FETÖ'cülerin kullandığı "kontrollü darbe" söylemi ile tepki çeken CHP, akıl hocalarının yönlendirmesi ile bu kez "Halkın 15 Temmuz'u, Saray'ın 15 Temmuz'u" uydurmasını piyasaya sürdü. Yetmedi, 15 Temmuz'un karşısına, 9 Temmuz Maltepe Mitingi'ni çıkarmaya dönük dil ve üsluba yöneldi. CHP'nin inatçı sokak arayışı, AK Parti'nin soğukkanlı tutumu sayesinde şimdilik frenlendi. CHP Genel Başkanı'nın Ankara'dan İstanbul'a yürüyüşünün finalindeki tehditkâr ifadeler, toplumun farklı kesimlerinin alternatif yürüyüşü ile bir başka tepkiselliğe dönüşebilirdi. 15 Temmuz'un yıldönümü dolayısıyla CHP'ye karşı mesaj niteliğinde bir dizi kitlesellik organize olabilirdi.

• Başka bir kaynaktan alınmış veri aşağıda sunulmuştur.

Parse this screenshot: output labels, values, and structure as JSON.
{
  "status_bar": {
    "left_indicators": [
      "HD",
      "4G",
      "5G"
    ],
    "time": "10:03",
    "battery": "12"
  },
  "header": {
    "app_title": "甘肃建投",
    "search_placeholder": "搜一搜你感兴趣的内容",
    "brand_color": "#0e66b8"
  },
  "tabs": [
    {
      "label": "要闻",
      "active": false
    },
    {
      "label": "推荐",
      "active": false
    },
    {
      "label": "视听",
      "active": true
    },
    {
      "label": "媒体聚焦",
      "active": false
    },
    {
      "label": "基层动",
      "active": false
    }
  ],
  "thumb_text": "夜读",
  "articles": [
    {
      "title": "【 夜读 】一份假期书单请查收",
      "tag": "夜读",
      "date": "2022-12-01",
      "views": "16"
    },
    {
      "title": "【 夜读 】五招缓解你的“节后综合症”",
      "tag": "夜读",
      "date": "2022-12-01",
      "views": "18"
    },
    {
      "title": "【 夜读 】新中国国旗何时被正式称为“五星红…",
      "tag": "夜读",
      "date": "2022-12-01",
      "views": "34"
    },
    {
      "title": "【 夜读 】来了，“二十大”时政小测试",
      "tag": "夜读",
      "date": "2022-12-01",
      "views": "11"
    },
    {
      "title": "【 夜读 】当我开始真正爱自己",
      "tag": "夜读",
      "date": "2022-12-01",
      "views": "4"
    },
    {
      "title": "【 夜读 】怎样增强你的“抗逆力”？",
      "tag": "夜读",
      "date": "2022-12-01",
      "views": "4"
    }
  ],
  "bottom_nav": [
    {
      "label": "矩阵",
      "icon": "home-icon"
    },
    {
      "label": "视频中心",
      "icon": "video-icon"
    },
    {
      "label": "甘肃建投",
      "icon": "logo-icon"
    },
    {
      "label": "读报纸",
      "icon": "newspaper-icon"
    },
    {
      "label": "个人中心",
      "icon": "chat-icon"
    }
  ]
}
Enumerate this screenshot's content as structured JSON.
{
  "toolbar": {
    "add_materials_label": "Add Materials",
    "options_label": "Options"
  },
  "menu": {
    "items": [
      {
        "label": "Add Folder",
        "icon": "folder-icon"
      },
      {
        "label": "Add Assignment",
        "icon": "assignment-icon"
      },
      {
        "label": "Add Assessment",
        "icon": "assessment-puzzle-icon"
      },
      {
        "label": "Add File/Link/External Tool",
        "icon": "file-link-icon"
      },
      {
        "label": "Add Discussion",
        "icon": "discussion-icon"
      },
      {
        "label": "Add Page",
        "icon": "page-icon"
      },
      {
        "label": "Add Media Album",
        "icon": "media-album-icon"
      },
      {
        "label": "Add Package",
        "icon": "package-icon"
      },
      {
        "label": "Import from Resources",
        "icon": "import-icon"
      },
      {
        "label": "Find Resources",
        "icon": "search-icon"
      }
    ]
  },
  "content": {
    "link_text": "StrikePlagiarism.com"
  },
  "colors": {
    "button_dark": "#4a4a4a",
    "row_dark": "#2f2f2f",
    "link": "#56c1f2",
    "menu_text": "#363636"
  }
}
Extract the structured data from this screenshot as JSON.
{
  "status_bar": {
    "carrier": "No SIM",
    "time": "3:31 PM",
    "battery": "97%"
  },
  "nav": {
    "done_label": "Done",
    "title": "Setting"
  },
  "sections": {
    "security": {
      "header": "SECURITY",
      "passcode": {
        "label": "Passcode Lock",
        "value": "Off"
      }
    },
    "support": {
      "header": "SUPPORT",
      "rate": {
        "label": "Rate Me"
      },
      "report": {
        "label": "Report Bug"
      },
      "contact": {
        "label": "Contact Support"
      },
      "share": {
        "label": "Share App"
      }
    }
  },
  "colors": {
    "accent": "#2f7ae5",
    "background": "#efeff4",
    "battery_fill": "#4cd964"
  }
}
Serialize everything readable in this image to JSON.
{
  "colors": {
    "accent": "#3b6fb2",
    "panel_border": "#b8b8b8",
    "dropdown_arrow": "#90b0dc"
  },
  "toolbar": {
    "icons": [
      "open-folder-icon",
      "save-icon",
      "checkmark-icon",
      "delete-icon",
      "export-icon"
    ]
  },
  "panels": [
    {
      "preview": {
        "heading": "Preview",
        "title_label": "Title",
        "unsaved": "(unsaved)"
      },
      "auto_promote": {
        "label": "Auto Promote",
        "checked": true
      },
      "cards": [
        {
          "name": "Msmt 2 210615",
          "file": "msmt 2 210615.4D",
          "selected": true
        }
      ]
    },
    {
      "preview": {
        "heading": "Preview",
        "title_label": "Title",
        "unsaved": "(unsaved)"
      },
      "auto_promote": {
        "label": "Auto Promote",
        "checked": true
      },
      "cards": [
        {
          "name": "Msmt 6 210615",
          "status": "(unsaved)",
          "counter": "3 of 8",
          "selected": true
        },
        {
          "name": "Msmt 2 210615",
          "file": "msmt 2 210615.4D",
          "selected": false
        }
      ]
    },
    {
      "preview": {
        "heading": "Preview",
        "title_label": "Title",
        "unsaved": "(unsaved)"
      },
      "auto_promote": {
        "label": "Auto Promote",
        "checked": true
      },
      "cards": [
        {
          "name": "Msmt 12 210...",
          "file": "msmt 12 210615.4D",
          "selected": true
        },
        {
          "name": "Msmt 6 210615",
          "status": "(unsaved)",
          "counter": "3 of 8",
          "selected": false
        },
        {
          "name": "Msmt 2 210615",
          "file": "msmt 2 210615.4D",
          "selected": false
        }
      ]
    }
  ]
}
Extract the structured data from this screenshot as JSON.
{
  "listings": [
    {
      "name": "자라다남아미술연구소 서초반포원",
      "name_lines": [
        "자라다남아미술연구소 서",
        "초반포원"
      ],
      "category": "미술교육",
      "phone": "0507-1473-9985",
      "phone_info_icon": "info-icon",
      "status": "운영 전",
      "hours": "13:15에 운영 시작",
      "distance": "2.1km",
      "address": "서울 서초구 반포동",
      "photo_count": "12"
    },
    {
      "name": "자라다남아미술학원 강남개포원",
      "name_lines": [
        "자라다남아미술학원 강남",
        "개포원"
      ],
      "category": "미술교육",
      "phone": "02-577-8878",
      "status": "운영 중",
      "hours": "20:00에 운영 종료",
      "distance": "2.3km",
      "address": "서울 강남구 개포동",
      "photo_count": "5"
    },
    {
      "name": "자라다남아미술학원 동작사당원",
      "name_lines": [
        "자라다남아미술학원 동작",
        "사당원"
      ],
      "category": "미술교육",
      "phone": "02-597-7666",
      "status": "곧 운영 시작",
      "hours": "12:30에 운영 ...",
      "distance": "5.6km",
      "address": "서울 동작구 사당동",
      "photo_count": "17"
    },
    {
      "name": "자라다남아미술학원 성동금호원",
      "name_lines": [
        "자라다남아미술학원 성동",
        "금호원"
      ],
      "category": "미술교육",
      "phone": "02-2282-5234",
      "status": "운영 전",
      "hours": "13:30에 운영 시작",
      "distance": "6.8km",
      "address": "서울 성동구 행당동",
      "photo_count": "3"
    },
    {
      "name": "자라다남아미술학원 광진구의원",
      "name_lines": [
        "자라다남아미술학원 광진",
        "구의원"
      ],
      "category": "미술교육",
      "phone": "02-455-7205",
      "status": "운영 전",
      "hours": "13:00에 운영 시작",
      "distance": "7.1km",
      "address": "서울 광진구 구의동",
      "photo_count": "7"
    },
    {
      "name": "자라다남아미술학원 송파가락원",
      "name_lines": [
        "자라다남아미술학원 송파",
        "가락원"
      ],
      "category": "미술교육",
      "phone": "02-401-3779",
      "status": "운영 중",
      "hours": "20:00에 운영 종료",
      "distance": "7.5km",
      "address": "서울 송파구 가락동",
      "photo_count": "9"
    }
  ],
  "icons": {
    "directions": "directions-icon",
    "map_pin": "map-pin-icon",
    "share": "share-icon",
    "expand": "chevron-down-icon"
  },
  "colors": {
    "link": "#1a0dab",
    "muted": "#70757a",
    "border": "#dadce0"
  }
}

Peki, AK Parti ne yaptı? Hükümet kimliği ile CHP'nin ürettiği stres birikiminin Maltepe'de boşalmasına alan açtı. Siyasal parti kimliğiyle de darbeye karşı çıkan vatandaşların demokratik duruşunu 15 Temmuz gecesi Ankara'da TBMM'de, İstanbul'da Şehitler Köprüsü'nde sergilemesini sağladı.
Netice olarak... Sokak, direniş vb. ifadelerle tek yönlü yola girildi mi, siyaset değil kaos üretilir. Türkiye, hukuk sınırları içinde her türlü eleştiriye, tepkiye tahammül edebilir ama toplumsal kıvılcıma asla!